Ainsi donc, ceux qui annoncent à l’avance des signes de ce genre ne doivent pas être comptés parmi ceux qui annoncent l’Evangile, mais bien parmi les séducteurs du peuple. Il suit par conséquent de là que ce que dit le Seigneur " Cet Evangile du royaume de Dieu sera prêché," ne se rapporte pas à la prédication de ces signes futiles, mais bien à celle de la foi chrétienne qui, avant l’avènement de Jésus.- Christ, doit être prêchée dans l’univers entier.
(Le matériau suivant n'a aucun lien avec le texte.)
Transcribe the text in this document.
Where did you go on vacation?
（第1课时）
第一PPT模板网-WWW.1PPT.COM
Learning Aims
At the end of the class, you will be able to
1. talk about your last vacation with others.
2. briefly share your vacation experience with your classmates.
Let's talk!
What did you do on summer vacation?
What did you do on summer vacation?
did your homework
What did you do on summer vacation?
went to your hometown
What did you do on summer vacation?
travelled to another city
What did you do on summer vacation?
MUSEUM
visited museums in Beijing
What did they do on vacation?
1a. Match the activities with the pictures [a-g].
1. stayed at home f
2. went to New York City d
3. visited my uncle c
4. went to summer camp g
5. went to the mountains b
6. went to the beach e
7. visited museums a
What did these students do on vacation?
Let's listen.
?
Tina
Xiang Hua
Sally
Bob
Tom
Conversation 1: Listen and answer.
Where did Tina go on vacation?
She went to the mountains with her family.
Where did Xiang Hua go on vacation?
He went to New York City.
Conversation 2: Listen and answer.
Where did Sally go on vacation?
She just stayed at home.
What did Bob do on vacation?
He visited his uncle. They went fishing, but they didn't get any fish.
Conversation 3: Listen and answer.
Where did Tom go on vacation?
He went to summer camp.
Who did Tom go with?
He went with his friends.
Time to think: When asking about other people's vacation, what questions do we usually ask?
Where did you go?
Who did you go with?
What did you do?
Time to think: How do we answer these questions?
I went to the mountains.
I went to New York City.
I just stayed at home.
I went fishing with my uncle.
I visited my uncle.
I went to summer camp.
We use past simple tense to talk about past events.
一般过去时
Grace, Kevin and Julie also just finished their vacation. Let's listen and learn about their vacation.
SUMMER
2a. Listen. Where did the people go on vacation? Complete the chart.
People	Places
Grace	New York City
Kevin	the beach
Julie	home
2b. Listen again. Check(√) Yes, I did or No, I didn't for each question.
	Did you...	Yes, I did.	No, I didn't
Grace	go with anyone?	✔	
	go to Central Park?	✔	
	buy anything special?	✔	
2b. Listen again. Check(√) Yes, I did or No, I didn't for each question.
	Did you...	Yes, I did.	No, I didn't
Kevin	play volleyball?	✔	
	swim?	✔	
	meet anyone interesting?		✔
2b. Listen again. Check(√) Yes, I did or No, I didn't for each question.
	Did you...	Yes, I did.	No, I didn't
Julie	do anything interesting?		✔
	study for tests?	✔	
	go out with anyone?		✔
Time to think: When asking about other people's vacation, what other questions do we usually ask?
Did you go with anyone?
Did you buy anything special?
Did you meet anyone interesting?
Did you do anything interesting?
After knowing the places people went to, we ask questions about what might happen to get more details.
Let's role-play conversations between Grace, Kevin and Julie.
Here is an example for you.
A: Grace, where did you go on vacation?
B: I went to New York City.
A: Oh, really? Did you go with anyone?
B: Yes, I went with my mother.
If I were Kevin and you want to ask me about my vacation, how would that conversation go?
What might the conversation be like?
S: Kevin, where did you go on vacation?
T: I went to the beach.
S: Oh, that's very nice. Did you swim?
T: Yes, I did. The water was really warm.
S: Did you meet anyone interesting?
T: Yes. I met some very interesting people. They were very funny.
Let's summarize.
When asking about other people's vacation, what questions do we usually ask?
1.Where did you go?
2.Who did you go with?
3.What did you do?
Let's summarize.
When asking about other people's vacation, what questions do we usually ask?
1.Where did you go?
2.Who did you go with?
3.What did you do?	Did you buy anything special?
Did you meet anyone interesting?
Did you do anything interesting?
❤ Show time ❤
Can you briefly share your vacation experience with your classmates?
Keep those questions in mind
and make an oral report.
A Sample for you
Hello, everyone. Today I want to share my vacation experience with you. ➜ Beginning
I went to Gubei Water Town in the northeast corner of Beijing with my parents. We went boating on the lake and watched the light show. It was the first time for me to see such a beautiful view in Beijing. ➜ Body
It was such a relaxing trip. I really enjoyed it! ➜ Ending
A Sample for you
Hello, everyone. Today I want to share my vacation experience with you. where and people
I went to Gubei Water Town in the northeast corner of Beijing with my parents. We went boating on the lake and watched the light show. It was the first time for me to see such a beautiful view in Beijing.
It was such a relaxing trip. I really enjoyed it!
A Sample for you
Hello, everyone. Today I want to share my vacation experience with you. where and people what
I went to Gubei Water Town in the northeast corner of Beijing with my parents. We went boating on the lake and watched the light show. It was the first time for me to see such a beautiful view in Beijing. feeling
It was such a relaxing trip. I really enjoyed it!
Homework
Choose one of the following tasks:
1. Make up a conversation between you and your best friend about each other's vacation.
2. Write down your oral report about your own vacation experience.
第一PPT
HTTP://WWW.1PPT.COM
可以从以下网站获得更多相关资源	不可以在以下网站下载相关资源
Saint Augustin prouve dans sa lettre à Hésétius que " le jour du Seigneur n’est pas sur le pas d’arriver, puisque de son temps il y avait des peuples auxquels certainement l’Evangile de Jésus-Christ n’avait pas encore été annoncé." Il est même évident que par ce signe ils tombent dans le piége qu’ils avaient préparé aux autres, puisqu’ils leur imposent une nouvelle doctrine qu’ils nomment l’Evangile du royaume éternel, et qu’ils sont évidemment eux-mêmes les messagers d ces signes qu’ils appellent précurseurs de l'Evangile du royaume éternel. Saint Augustin, dans sa lettre à Hésétius, prouve d’une manière patente que ces signes n’ont aucune valeur; il s’exprime comme il suit: "Peut-être si l’on examinait attentivement ce que les trois évangélistes ont dit de l’avènement du Christ, si on le collationnait et le discutait avec soin, trouverait-on que ces choses ont pour objet ce qui arrive tous les jours dans son corps, qui est l’Eglise." Parlant de cet avènement, Jésus-Christ s’exprime en ces termes: "Désormais vous verrez le Fils de l’homme venant et s’asseyant, etc."

 

Objection 9: Comment ils s’efforcent de prouver que les religieux sont les précurseurs de l’Antéchrist.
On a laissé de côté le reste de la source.